Penulis: Jefri
TVRINews, Palembang
Setelah sempat mangkir dari panggilan pertama penyidik, dua mantan direksi PT Semen Baturaja akhirnya memenuhi panggilan Kejaksaan Tinggi (Kejati) Sumatera Selatan. Usai menjalani pemeriksaan intensif, keduanya langsung ditahan untuk kepentingan penyidikan kasus dugaan korupsi distribusi semen yang merugikan negara puluhan miliar rupiah.
Dua tersangka yang ditahan adalah M.J., mantan Direktur Keuangan PT Semen Baturaja periode 2019–2022, dan D.P., Direktur Keuangan periode 2017–2019. Penahanan dilakukan setelah keduanya resmi ditetapkan sebagai tersangka dalam kasus dugaan penyimpangan distribusi semen di perusahaan plat merah tersebut.
Kepala Kejati Sumatera Selatan, Ketut Sumedana, menjelaskan bahwa penahanan bertujuan untuk memperlancar proses penyidikan serta mencegah kemungkinan tersangka melarikan diri atau menghilangkan barang bukti.
Sebelumnya, penyidik juga telah menahan satu tersangka lain, D.J., Direktur PT KMM, pihak swasta yang terlibat dalam perkara ini.
Kejati Sumsel mengungkapkan, dugaan korupsi bermula dari kesepakatan para tersangka untuk menjadikan PT KMM sebagai distributor semen tanpa melalui mekanisme dan prosedur yang berlaku di internal perusahaan. Praktik tersebut diduga menyebabkan kerugian pada anak perusahaan PT Semen Baturaja.
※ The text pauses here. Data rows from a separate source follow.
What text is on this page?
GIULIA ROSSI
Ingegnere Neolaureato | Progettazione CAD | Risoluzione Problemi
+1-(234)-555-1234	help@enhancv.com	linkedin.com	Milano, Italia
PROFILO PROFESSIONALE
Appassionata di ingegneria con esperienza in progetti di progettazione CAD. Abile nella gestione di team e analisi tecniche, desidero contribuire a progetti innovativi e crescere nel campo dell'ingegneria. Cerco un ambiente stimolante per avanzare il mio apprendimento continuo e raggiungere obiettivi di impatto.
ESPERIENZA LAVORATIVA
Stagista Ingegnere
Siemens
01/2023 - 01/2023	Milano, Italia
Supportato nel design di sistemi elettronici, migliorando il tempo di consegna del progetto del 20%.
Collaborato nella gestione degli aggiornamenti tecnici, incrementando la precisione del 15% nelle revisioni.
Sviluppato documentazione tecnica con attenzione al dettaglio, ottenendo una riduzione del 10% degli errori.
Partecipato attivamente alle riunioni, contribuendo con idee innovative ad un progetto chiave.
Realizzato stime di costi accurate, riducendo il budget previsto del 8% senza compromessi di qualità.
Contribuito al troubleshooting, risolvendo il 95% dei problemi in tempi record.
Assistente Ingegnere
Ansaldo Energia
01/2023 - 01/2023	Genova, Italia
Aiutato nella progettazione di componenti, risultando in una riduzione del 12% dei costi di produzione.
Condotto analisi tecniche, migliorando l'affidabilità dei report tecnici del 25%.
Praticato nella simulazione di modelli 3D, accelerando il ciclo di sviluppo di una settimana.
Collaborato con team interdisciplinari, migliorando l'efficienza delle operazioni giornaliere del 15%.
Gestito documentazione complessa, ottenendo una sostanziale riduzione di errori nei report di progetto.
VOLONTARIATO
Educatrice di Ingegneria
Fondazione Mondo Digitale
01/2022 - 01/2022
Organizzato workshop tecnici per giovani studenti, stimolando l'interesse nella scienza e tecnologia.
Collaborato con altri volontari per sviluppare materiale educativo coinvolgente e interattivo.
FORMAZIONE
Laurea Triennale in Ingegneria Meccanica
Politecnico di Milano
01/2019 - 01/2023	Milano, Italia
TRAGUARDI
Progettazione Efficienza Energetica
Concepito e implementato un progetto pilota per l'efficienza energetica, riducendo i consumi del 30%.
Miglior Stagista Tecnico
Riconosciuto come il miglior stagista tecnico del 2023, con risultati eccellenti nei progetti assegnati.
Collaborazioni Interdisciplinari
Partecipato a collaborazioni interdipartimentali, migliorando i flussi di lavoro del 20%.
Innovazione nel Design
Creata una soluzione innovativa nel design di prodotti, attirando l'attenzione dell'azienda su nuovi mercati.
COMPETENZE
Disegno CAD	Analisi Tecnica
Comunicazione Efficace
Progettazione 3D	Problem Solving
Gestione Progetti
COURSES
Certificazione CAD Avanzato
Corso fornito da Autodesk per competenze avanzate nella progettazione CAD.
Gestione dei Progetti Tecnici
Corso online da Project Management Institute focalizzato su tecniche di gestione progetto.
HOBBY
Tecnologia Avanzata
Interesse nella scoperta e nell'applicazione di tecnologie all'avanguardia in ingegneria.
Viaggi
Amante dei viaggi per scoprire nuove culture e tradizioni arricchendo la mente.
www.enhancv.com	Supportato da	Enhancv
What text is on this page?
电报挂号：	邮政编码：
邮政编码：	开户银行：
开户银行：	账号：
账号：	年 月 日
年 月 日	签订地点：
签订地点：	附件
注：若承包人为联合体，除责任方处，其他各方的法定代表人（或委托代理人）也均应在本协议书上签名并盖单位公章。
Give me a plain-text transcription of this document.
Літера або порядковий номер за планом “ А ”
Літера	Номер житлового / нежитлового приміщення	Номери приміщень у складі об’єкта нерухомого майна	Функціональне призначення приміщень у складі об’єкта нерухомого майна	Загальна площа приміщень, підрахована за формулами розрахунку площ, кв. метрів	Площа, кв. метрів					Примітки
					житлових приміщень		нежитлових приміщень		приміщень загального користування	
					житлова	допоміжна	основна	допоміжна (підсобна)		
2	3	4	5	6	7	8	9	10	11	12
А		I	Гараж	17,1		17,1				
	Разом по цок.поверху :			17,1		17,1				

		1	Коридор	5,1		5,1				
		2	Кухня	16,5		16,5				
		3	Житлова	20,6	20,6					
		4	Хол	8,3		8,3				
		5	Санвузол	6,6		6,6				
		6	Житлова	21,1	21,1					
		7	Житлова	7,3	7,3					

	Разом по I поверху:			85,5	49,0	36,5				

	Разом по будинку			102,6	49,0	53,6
“Terhadap dua mantan direktur PT Semen Baturaja yang sebelumnya telah ditetapkan sebagai tersangka, hari ini dilakukan penahanan selama 20 hari ke depan. Penahanan ini terkait pembentukan anak perusahaan yang mengalami kerugian serta kerja sama dengan pihak swasta yang sebelumnya juga telah ditahan,” ujar Ketut Sumedana dalam keterangan pers, Jumat (20/2/2026).
Akibat praktik tersebut, PT Semen Baturaja (Persero) Tbk dilaporkan mengalami kerugian keuangan negara sebesar Rp74,37 miliar.